Business process management via machine learning helps schilling single automation initiatives, if
under proper and effective governance.
CHALLENGE 6
There are different actions to do in order to reach the sustainability goal:
- full transparency on portfolio sustainability, that include standardized process performance and
report them.
- train investment professionals in sustainability and turn professionals in ambassadors of
sustainability principles.
- identify client preferences and try to figure out where to put the client with an implement of
approach to reflect client sustainability preferences.
- reduce Corbin portfolio in order to reach climate goals and establish a clear road map
- adopt active ownership strategies and exercise voting right and engage in constructive dialog
with company that supports sustainability.
Strategic activities and core markets:
1. Strategic vs Non-strategic: the choice of markets in which to play is inevitable, investments in
core markets are drawn from existing marginal ones.

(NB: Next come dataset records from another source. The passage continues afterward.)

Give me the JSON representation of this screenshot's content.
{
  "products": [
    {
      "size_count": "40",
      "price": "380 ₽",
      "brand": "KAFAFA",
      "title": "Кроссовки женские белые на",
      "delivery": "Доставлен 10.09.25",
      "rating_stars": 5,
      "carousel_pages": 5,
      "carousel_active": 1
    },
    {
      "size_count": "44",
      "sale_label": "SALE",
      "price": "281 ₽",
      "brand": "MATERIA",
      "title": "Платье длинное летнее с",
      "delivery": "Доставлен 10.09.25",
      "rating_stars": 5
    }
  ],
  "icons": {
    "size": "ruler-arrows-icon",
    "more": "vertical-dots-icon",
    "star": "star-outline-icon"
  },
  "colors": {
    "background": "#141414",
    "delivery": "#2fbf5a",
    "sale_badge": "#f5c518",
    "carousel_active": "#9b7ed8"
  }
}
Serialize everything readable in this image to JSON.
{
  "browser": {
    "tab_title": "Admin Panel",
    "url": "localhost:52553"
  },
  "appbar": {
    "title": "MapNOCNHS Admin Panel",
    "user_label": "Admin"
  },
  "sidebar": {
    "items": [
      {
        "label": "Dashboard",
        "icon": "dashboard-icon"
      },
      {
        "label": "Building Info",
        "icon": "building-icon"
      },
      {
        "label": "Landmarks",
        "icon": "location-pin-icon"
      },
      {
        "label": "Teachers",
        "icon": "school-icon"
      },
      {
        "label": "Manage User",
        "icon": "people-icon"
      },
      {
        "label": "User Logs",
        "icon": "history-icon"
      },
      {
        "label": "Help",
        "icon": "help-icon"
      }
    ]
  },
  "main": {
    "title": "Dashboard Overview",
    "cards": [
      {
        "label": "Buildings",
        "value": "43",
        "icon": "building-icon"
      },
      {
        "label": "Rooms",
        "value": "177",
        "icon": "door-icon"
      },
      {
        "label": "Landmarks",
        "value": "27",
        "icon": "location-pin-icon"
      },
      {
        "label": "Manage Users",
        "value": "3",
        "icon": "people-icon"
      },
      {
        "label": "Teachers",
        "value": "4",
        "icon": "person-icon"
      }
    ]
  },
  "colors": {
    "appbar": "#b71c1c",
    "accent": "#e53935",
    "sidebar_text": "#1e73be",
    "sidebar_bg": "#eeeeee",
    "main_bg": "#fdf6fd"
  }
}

2. Client segment: cluster clients according to segments and markets to streamline resources
and leverage capabilities.
3. Build or buy: identify what is strategic in terms of processes, products and services and
outsource what is not.
Business model:
1. Integrate offering: develop a wealth management model towards a holistic approach, including
relevant services on wealth governance for HNWI
2. Value proposition: redefine the own USPS within a changing regulatory and market
preferences context. Accordingly adapt the business model developing sustainable and value
creating approaches, like cross border client servicing model.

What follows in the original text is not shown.